Die Veranstalterin des Formel E-Rennens in Bern, die Swiss E-Prix Operations AG, hat finanzielle Probleme. Mehrere Lieferanten sitzen auf offenen Rechnungen. Es handle sich um einen mittleren, sechststelligen Betrag, sagt Stephan Oehen, Mediensprecher der Veranstalterin.

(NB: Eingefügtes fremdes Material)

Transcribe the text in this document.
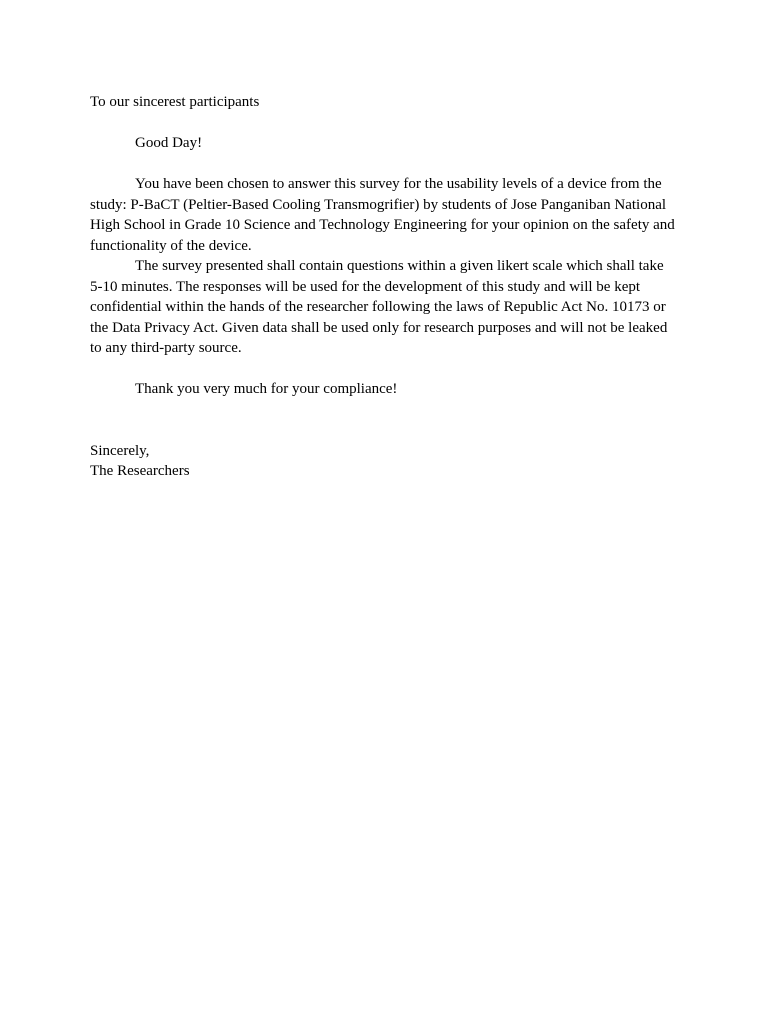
To our sincerest participants

Good Day!

You have been chosen to answer this survey for the usability levels of a device from the study: P-BaCT (Peltier-Based Cooling Transmogrifier) by students of Jose Panganiban National High School in Grade 10 Science and Technology Engineering for your opinion on the safety and functionality of the device.

The survey presented shall contain questions within a given likert scale which shall take 5-10 minutes. The responses will be used for the development of this study and will be kept confidential within the hands of the researcher following the laws of Republic Act No. 10173 or the Data Privacy Act. Given data shall be used only for research purposes and will not be leaked to any third-party source.

Thank you very much for your compliance!

Sincerely,

The Researchers
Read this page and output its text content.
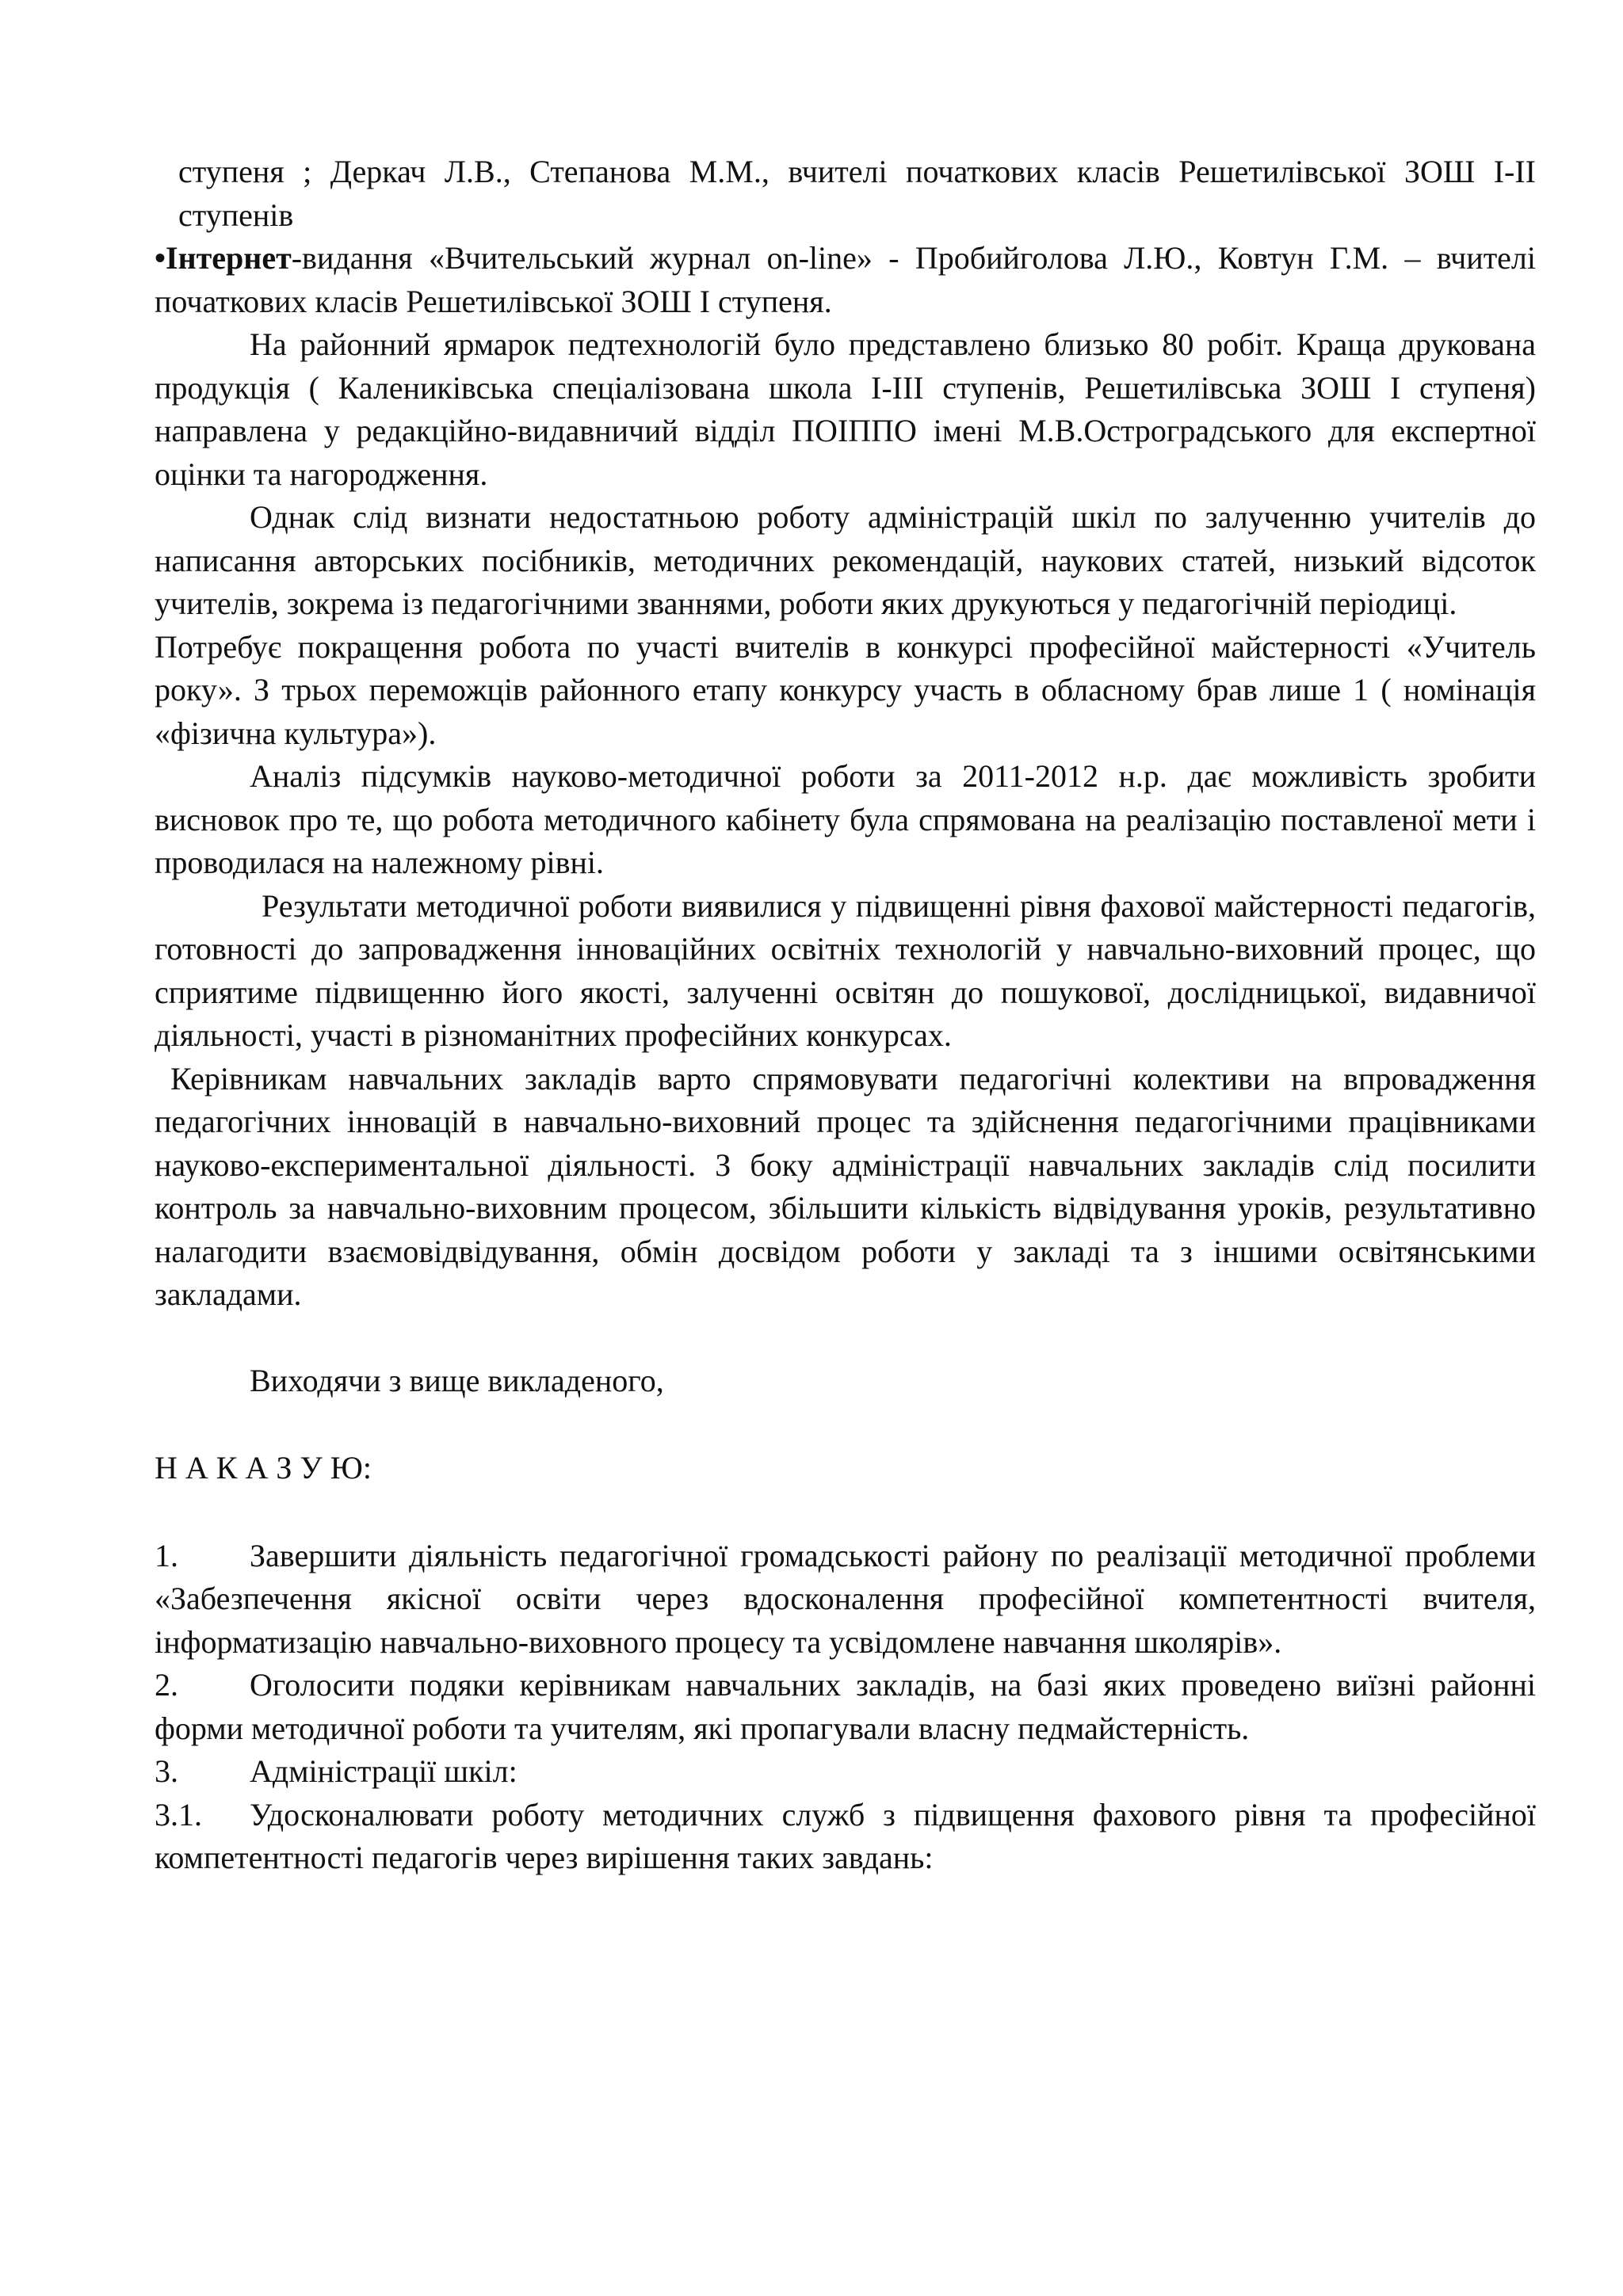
ступеня ; Деркач Л.В., Степанова М.М., вчителі початкових класів Решетилівської ЗОШ І-ІІ ступенів

•Інтернет-видання «Вчительський журнал on-line» - Пробийголова Л.Ю., Ковтун Г.М. – вчителі початкових класів Решетилівської ЗОШ І ступеня.

На районний ярмарок педтехнологій було представлено близько 80 робіт. Краща друкована продукція ( Калениківська спеціалізована школа І-ІІІ ступенів, Решетилівська ЗОШ І ступеня) направлена у редакційно-видавничий відділ ПОІППО імені М.В.Остроградського для експертної оцінки та нагородження.

Однак слід визнати недостатньою роботу адміністрацій шкіл по залученню учителів до написання авторських посібників, методичних рекомендацій, наукових статей, низький відсоток учителів, зокрема із педагогічними званнями, роботи яких друкуються у педагогічній періодиці.

Потребує покращення робота по участі вчителів в конкурсі професійної майстерності «Учитель року». З трьох переможців районного етапу конкурсу участь в обласному брав лише 1 ( номінація «фізична культура»).

Аналіз підсумків науково-методичної роботи за 2011-2012 н.р. дає можливість зробити висновок про те, що робота методичного кабінету була спрямована на реалізацію поставленої мети і проводилася на належному рівні.

Результати методичної роботи виявилися у підвищенні рівня фахової майстерності педагогів, готовності до запровадження інноваційних освітніх технологій у навчально-виховний процес, що сприятиме підвищенню його якості, залученні освітян до пошукової, дослідницької, видавничої діяльності, участі в різноманітних професійних конкурсах.

Керівникам навчальних закладів варто спрямовувати педагогічні колективи на впровадження педагогічних інновацій в навчально-виховний процес та здійснення педагогічними працівниками науково-експериментальної діяльності. З боку адміністрації навчальних закладів слід посилити контроль за навчально-виховним процесом, збільшити кількість відвідування уроків, результативно налагодити взаємовідвідування, обмін досвідом роботи у закладі та з іншими освітянськими закладами.

Виходячи з вище викладеного,

Н А К А З У Ю:

1. Завершити діяльність педагогічної громадськості району по реалізації методичної проблеми «Забезпечення якісної освіти через вдосконалення професійної компетентності вчителя, інформатизацію навчально-виховного процесу та усвідомлене навчання школярів».

2. Оголосити подяки керівникам навчальних закладів, на базі яких проведено виїзні районні форми методичної роботи та учителям, які пропагували власну педмайстерність.

3. Адміністрації шкіл:

3.1. Удосконалювати роботу методичних служб з підвищення фахового рівня та професійної компетентності педагогів через вирішення таких завдань:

Bei der Demo vor dem Rennen entstanden Sachschäden, laut den E-Prix-Veranstaltern in der Höhe von 400'000 Franken. Keystone

Hauptgrund für die Finanzprobleme seien die Sachschäden, die nach der Demonstration vor dem Rennen entstanden sind. Oehen spricht von Schäden in der Höhe von 400'000 Franken.

«  Aufgrund der Demonstration mussten wir die Sicherheitsmassnahmen massiv hinauffahren.  »
Stephan Oehen
Mediensprecher Swiss-E-Prix

Es habe deutlich mehr Security aufgeboten werden müssen, damit das Rennen sicher habe durchgeführt werden können. Diese erheblichen Kosten seien nicht budgetiert gewesen, sagt Oehen weiter.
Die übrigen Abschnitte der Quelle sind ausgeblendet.